Beyond the immediate technical challenges, the situation at Amazon serves as a cautionary tale for the wider technology industry. Many of the world’s largest software firms, including Microsoft and Google, have reported that a significant portion of their internal code is now written with the help of artificial intelligence.[10] Amazon’s experience suggests that there is a tipping point where the speed of AI-assisted development begins to undermine the reliability of the resulting software. For an industry that has spent the last decade moving toward continuous deployment and automated operations, the return to mandatory human intervention represents a regression in methodology necessitated by the unpredictable nature of generative models.
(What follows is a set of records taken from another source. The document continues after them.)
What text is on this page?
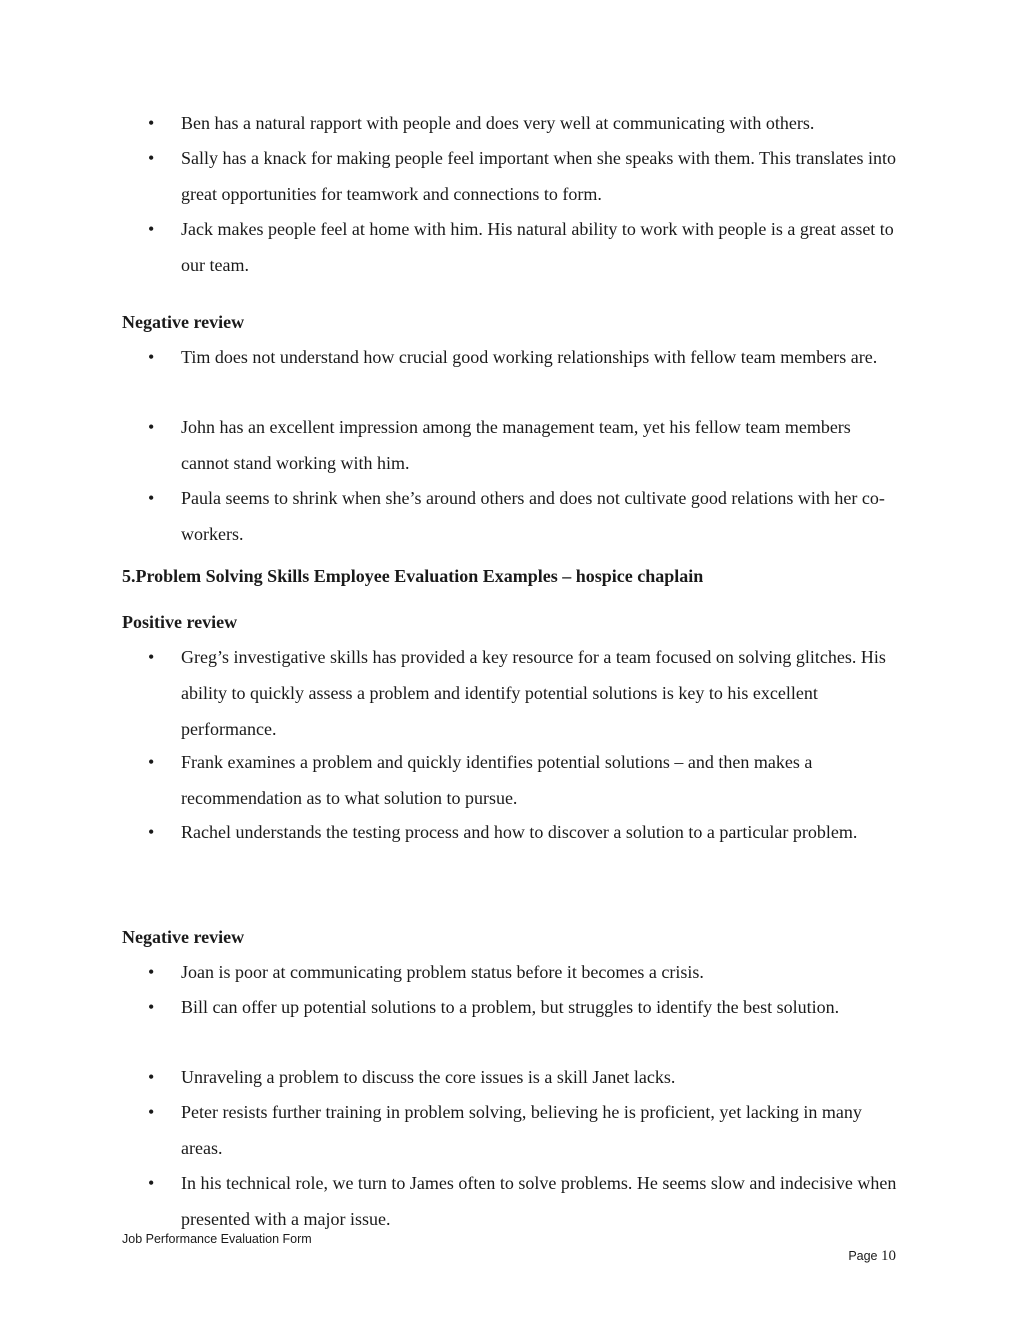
• Ben has a natural rapport with people and does very well at communicating with others.
• Sally has a knack for making people feel important when she speaks with them. This translates into great opportunities for teamwork and connections to form.
• Jack makes people feel at home with him. His natural ability to work with people is a great asset to our team.
Negative review
• Tim does not understand how crucial good working relationships with fellow team members are.
• John has an excellent impression among the management team, yet his fellow team members cannot stand working with him.
• Paula seems to shrink when she’s around others and does not cultivate good relations with her co-workers.
5.Problem Solving Skills Employee Evaluation Examples – hospice chaplain
Positive review
• Greg’s investigative skills has provided a key resource for a team focused on solving glitches. His ability to quickly assess a problem and identify potential solutions is key to his excellent performance.
• Frank examines a problem and quickly identifies potential solutions – and then makes a recommendation as to what solution to pursue.
• Rachel understands the testing process and how to discover a solution to a particular problem.
Negative review
• Joan is poor at communicating problem status before it becomes a crisis.
• Bill can offer up potential solutions to a problem, but struggles to identify the best solution.
• Unraveling a problem to discuss the core issues is a skill Janet lacks.
• Peter resists further training in problem solving, believing he is proficient, yet lacking in many areas.
• In his technical role, we turn to James often to solve problems. He seems slow and indecisive when presented with a major issue.
Job Performance Evaluation Form
Page 10
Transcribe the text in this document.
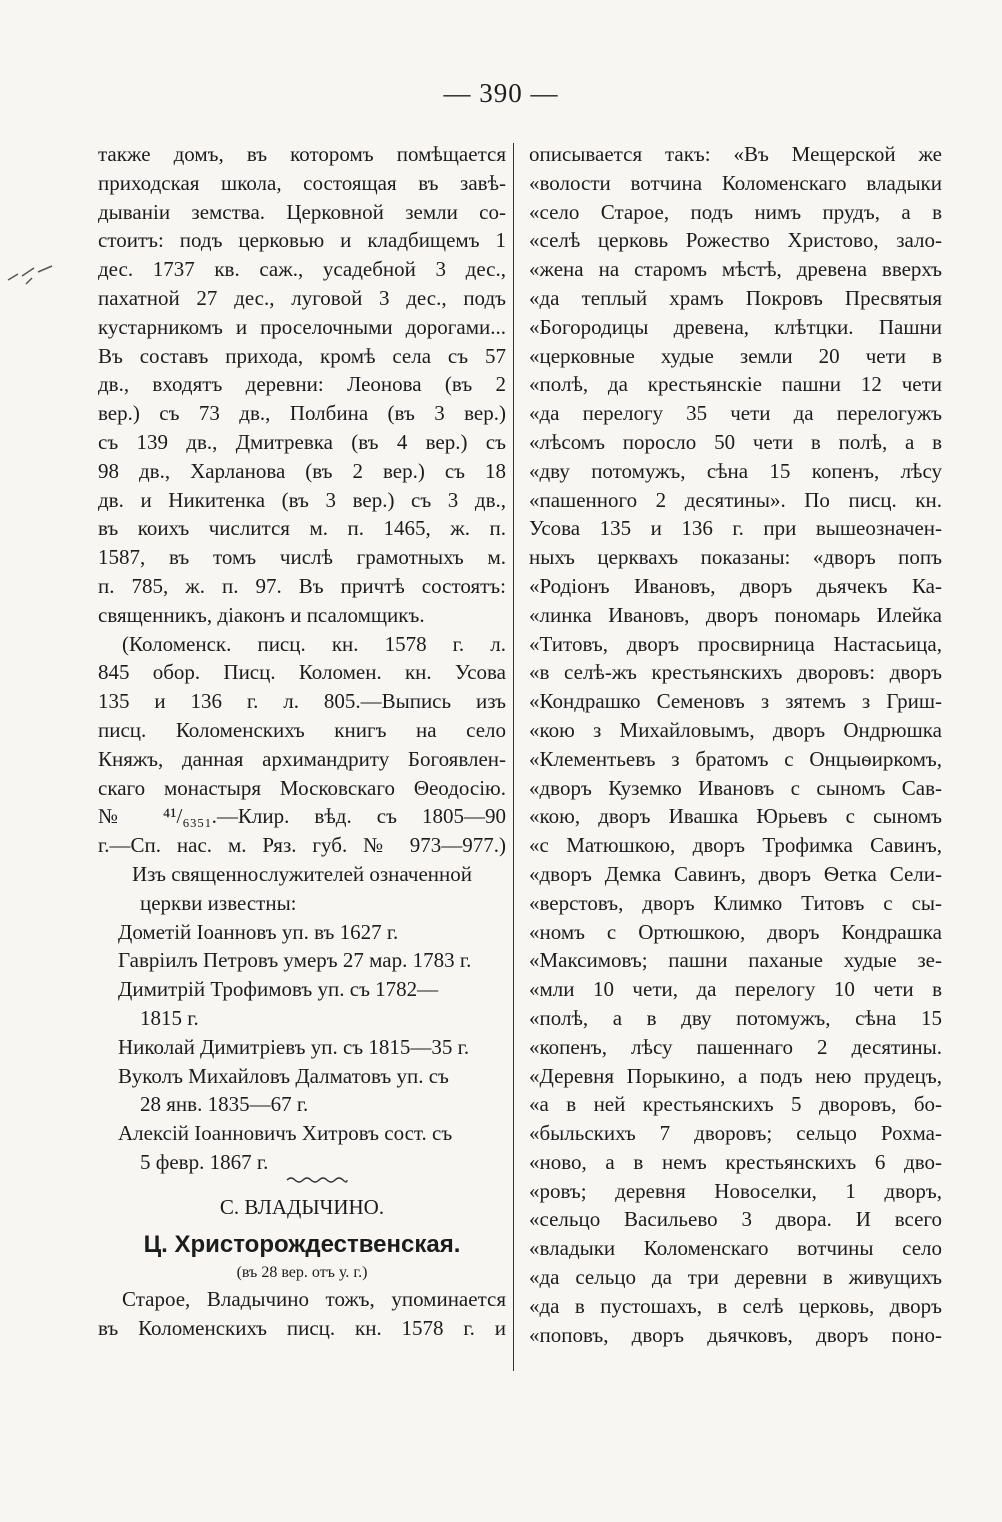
— 390 —
также домъ, въ которомъ помѣщается
приходская школа, состоящая въ завѣ-
дываніи земства. Церковной земли со-
стоитъ: подъ церковью и кладбищемъ 1
дес. 1737 кв. саж., усадебной 3 дес.,
пахатной 27 дес., луговой 3 дес., подъ
кустарникомъ и проселочными дорогами...
Въ составъ прихода, кромѣ села съ 57
дв., входятъ деревни: Леонова (въ 2
вер.) съ 73 дв., Полбина (въ 3 вер.)
съ 139 дв., Дмитревка (въ 4 вер.) съ
98 дв., Харланова (въ 2 вер.) съ 18
дв. и Никитенка (въ 3 вер.) съ 3 дв.,
въ коихъ числится м. п. 1465, ж. п.
1587, въ томъ числѣ грамотныхъ м.
п. 785, ж. п. 97. Въ причтѣ состоятъ:
свящeнникъ, діаконъ и псаломщикъ.
(Коломенск. писц. кн. 1578 г. л.
845 обор. Писц. Коломен. кн. Усова
135 и 136 г. л. 805.—Выпись изъ
писц. Коломенскихъ книгъ на село
Княжъ, данная архимандриту Богоявлен-
скаго монастыря Московскаго Θеодосію.
№ ⁴¹/₆₃₅₁.—Клир. вѣд. съ 1805—90
г.—Сп. нас. м. Ряз. губ. № 973—977.)
Изъ священнослужителей означенной
церкви известны:
Дометій Іоанновъ уп. въ 1627 г.
Гавріилъ Петровъ умеръ 27 мар. 1783 г.
Димитрій Трофимовъ уп. съ 1782—
1815 г.
Николай Димитріевъ уп. съ 1815—35 г.
Вуколъ Михайловъ Далматовъ уп. съ
28 янв. 1835—67 г.
Алексій Іоанновичъ Хитровъ сост. съ
5 февр. 1867 г.
С. ВЛАДЫЧИНО.
Ц. Христорождественская.
(въ 28 вер. отъ у. г.)
Старое, Владычино тожъ, упоминается
въ Коломенскихъ писц. кн. 1578 г. и
описывается такъ: «Въ Мещерской же
«волости вотчина Коломенскаго владыки
«село Старое, подъ нимъ прудъ, а в
«селѣ церковь Рожество Христово, зало-
«жена на старомъ мѣстѣ, древена вверхъ
«да теплый храмъ Покровъ Пресвятыя
«Богородицы древена, клѣтцки. Пашни
«церковные худые земли 20 чети в
«полѣ, да крестьянскіе пашни 12 чети
«да перелогу 35 чети да перелогужъ
«лѣсомъ поросло 50 чети в полѣ, а в
«дву потомужъ, сѣна 15 копенъ, лѣсу
«пашенного 2 десятины». По писц. кн.
Усова 135 и 136 г. при вышеозначен-
ныхъ церквахъ показаны: «дворъ попъ
«Родіонъ Ивановъ, дворъ дьячекъ Ка-
«линка Ивановъ, дворъ пономарь Илейка
«Титовъ, дворъ просвирница Настасьица,
«в селѣ-жъ крестьянскихъ дворовъ: дворъ
«Кондрашко Семеновъ з зятемъ з Гриш-
«кою з Михайловымъ, дворъ Ондрюшка
«Клементьевъ з братомъ с Онцыѳиркомъ,
«дворъ Куземко Ивановъ с сыномъ Сав-
«кою, дворъ Ивашка Юрьевъ с сыномъ
«с Матюшкою, дворъ Трофимка Савинъ,
«дворъ Демка Савинъ, дворъ Ѳетка Сели-
«верстовъ, дворъ Климко Титовъ с сы-
«номъ с Ортюшкою, дворъ Кондрашка
«Максимовъ; пашни паханые худые зе-
«мли 10 чети, да перелогу 10 чети в
«полѣ, а в дву потомужъ, сѣна 15
«копенъ, лѣсу пашеннаго 2 десятины.
«Деревня Порыкино, а подъ нею прудецъ,
«а в ней крестьянскихъ 5 дворовъ, бо-
«быльскихъ 7 дворовъ; сельцо Рохма-
«ново, а в немъ крестьянскихъ 6 дво-
«ровъ; деревня Новоселки, 1 дворъ,
«сельцо Васильево 3 двора. И всего
«владыки Коломенскаго вотчины село
«да сельцо да три деревни в живущихъ
«да в пустошахъ, в селѣ церковь, дворъ
«поповъ, дворъ дьячковъ, дворъ поно-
As Amazon works to stabilize its systems, the company is also facing internal friction regarding its broader workforce strategy. Some employees have pointed out the irony of being pushed to use AI tools that are then blamed for outages, even as the company undergoes significant layoffs. There is a sense among the engineering staff that the push for AI adoption was more about cost-cutting and headcount reduction than genuine technical improvement. The internal briefing notes acknowledge that the best practices for these tools are still under development, yet the mandate to use them preceded the creation of those very safeguards. This disconnect between executive-level mandates and engineering-level reality has created a culture of skepticism among those tasked with maintaining the world’s largest e-commerce and cloud platform.
The long-term implications for the AI industry are profound. If a company with the resources and technical pedigree of Amazon cannot safely deploy AI-generated code at scale without heavy human oversight, it suggests that smaller organizations with fewer senior resources may be at even greater risk. The industry may be entering a period of cooling expectations, where the initial hype of AI-driven productivity is replaced by a sober assessment of the risks involved.[3] The future of software engineering may not be a world where machines write the code, but rather one where humans become specialized auditors of increasingly complex and opaque automated systems.
For now, Amazon remains committed to the technology, but with a newfound respect for its volatility. The company is reportedly working on more sophisticated testing frameworks and specialized AI models that are better trained on its specific internal architecture. However, until those tools can prove their reliability, the responsibility for keeping the internet’s most critical infrastructure online will remain firmly in the hands of its most experienced humans. The shift at Amazon demonstrates that in the race for technological advancement, the cost of speed can often be the very reliability that made the service successful in the first place.